The evening light hits some branches practically making them glow while others are left in relative darkness. I think the contrast brings the photo to life. It’s also fundamentally unfair because the light left some branches to be the boring contrasting elements of the photo and not the star attractions. Call me unsympathetic but I’m fine with that.
Those hard-luck branches lead to an interesting question. Where did we ever get the idea that life was supposed to be fair?
At our house, whenever someone started complaining that life wasn’t fair the answer was numbingly predictable. Life isn’t fair! Even though I said it hundreds of times, unbelievably, I still occasionally get caught in the same trap.
Somehow kids at the youngest ages seem to think that life is supposed to be fair. Adults with much life experience hit a rocky patch and start talking about fairness. Why?
It’s especially surprising when you start objectively looking at the evidence. Our world is littered with unfairness. Every day babies all over the world are born, healthy or not, into families that are loving or abusive, rich or impoverished among many other differences.
Life principles like hard work often yield great results but you don’t have to look very far to see they are not fair results. Unfairness examples abound! Our sense of fairness must come from somewhere else.

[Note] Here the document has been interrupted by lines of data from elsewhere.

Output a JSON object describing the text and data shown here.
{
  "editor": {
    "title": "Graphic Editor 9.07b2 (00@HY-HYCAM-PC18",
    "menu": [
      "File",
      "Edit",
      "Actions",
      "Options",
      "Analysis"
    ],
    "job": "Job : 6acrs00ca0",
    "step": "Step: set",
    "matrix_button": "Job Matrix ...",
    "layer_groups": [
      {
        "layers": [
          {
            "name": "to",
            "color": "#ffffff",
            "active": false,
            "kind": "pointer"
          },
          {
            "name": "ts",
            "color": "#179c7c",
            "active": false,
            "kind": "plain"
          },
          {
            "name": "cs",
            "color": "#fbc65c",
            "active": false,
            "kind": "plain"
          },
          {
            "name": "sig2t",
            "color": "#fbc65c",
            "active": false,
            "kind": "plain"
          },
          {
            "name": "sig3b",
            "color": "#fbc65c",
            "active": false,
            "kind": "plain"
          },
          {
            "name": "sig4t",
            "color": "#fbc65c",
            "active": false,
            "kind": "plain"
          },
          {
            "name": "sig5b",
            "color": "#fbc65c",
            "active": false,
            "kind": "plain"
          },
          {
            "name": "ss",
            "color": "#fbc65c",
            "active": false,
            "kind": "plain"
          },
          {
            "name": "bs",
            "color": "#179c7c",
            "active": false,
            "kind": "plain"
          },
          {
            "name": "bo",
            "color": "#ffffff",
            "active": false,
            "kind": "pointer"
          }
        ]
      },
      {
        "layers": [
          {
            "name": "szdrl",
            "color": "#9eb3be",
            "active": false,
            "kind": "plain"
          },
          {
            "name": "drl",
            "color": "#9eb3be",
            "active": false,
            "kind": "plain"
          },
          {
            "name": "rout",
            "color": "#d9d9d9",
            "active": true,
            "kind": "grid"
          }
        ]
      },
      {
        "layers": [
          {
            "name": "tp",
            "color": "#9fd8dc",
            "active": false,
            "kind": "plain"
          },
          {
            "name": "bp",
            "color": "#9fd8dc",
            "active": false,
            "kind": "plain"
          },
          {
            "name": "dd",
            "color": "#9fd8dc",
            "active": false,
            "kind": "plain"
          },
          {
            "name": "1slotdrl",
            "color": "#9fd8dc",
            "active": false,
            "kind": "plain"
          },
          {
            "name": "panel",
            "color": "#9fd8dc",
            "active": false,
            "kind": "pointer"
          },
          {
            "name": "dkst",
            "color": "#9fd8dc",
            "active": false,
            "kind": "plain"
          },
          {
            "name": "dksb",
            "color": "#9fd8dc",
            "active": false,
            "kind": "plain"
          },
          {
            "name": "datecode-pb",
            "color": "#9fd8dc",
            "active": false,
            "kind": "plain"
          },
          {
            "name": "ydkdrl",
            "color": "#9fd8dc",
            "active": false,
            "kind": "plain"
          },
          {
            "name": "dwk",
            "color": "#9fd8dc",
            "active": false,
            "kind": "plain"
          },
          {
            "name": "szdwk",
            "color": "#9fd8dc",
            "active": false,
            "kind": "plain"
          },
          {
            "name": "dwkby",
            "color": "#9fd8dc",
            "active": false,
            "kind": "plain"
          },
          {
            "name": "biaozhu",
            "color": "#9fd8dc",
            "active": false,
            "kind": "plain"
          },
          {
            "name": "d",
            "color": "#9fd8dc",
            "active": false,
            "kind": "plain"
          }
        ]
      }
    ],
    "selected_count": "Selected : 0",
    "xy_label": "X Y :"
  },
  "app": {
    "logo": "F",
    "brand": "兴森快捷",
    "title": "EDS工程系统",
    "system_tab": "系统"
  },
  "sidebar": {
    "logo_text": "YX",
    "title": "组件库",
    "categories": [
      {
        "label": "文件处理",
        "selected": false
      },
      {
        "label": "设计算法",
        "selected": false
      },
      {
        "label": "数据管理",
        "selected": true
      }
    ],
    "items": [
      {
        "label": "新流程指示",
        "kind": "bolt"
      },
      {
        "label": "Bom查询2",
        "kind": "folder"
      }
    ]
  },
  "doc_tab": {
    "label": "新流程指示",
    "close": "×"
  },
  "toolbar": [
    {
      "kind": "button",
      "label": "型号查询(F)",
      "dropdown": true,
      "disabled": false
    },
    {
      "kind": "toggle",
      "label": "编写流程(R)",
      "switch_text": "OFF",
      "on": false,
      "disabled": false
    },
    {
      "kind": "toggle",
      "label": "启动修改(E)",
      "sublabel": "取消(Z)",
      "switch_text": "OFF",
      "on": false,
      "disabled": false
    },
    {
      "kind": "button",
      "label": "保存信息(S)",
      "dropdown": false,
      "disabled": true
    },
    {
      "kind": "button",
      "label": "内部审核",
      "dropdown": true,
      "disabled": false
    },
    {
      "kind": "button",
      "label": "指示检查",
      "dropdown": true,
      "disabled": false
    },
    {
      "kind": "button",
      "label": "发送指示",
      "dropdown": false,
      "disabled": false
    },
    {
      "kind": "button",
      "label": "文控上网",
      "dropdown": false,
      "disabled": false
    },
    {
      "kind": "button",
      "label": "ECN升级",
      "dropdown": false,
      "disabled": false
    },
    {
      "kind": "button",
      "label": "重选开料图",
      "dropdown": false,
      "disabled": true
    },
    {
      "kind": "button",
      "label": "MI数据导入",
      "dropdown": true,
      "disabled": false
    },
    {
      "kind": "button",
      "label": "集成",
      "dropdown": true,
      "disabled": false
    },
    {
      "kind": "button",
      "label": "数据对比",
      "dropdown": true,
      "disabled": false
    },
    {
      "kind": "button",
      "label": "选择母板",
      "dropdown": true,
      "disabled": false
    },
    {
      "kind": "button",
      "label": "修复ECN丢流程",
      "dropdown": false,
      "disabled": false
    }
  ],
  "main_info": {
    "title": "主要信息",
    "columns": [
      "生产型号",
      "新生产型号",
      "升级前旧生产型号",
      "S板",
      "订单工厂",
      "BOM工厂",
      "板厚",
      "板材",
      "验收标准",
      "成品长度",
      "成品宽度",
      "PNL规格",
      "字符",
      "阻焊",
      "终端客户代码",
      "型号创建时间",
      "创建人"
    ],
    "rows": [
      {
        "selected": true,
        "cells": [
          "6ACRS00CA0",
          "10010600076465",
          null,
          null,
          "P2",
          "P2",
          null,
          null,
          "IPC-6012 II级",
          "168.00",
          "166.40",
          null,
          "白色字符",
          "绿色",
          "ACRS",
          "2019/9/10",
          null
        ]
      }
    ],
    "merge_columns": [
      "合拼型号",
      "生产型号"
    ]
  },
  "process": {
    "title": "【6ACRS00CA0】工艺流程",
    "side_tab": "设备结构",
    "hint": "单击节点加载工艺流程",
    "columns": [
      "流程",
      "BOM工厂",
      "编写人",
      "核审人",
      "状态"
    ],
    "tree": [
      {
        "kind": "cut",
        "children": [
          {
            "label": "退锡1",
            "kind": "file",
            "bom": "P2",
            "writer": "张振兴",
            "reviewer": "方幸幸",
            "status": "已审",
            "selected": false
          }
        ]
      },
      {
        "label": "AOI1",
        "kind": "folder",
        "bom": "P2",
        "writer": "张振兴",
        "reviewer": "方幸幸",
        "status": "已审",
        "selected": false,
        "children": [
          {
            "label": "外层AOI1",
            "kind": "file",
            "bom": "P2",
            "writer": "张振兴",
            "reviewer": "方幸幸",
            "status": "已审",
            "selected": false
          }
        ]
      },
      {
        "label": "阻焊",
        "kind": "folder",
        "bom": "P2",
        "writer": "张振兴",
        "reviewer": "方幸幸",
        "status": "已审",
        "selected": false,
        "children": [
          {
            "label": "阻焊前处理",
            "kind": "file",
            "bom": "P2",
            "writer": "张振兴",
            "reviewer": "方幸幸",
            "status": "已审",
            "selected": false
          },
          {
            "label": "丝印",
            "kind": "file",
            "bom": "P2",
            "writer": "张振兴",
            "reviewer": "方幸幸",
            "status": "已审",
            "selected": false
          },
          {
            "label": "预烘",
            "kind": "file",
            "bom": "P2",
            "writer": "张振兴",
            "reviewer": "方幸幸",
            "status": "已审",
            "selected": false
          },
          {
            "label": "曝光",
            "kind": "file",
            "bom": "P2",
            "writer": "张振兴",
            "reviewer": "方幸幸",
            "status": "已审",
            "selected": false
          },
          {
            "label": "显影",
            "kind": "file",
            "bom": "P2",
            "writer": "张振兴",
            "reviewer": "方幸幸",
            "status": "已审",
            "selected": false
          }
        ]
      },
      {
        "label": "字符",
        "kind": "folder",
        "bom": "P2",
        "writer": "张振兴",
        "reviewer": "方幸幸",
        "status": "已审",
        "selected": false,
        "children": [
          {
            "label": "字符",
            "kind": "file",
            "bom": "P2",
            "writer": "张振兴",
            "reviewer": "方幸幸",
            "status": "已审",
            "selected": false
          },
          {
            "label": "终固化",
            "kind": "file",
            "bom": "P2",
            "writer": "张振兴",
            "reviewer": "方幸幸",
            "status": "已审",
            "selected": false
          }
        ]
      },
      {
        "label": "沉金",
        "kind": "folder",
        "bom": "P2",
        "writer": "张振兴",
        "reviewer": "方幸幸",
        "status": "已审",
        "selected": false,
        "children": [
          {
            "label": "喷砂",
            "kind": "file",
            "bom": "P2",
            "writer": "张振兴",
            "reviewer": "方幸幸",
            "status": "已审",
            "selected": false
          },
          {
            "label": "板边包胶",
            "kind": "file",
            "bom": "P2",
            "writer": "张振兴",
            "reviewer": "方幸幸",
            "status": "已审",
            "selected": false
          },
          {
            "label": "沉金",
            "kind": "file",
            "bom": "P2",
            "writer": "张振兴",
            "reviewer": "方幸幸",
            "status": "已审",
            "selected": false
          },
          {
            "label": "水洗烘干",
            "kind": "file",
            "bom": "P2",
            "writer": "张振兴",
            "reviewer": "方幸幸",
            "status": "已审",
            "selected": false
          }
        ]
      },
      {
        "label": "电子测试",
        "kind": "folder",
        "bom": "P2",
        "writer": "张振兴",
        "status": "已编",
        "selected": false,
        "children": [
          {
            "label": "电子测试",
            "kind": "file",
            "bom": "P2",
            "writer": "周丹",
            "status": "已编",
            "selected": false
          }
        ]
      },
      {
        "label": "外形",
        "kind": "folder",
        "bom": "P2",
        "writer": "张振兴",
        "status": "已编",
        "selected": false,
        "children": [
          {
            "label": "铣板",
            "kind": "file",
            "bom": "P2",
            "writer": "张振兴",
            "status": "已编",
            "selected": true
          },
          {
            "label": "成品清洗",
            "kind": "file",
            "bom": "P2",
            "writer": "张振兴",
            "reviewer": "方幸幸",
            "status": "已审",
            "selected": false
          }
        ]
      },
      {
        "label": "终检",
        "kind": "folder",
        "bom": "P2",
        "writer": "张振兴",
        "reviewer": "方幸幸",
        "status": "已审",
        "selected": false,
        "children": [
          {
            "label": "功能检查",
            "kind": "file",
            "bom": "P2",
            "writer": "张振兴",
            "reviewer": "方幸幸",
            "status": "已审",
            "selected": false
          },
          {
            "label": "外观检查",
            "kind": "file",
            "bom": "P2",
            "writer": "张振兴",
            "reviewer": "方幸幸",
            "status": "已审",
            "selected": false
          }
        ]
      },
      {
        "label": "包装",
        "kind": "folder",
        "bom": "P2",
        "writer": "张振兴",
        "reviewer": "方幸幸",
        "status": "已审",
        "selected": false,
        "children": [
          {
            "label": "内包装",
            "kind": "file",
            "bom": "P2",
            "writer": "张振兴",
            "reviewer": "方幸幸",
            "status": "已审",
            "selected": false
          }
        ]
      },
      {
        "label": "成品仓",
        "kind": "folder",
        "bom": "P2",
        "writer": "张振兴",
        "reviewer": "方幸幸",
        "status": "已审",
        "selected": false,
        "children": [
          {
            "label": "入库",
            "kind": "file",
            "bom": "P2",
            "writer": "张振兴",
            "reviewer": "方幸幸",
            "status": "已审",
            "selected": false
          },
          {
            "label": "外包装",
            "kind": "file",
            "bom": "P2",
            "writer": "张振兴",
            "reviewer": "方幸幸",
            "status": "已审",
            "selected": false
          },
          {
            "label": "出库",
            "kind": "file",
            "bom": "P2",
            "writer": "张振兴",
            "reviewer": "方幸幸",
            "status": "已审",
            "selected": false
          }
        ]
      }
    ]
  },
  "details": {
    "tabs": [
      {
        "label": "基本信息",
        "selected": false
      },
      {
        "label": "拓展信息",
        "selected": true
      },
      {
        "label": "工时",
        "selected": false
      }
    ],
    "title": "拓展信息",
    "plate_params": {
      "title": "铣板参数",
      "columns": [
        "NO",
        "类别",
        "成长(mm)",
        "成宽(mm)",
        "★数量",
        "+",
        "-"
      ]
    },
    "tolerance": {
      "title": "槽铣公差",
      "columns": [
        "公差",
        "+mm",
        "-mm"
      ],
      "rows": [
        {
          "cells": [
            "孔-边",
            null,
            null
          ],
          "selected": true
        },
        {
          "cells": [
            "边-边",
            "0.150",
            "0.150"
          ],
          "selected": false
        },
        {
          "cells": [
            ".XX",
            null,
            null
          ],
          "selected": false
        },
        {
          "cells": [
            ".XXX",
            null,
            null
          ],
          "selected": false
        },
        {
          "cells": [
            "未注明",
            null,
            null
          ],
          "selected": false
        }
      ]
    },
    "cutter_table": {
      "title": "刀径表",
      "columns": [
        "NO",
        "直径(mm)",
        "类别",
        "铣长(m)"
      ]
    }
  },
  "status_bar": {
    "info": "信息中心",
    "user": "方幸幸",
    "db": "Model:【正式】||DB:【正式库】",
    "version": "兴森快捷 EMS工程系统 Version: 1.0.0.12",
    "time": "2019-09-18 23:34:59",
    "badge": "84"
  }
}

Kids may be taught the benefits of playing by the rules to keep it fair. But they can see the results are not the same – some just run faster, draw better and finish the test faster. It seems doubtful that the idea could be so deeply ingrained from teaching. While I am still open for probable causes, it seems like something we are born with.
Trouble comes, not from trying to discern the cause, but what we do with the concept. Focusing on unfairness only feeds unhappiness.
So at the end of the day, it’s definitely not fair some of the branches not being treated fairly. I still like them in my photo … they’ll get over it.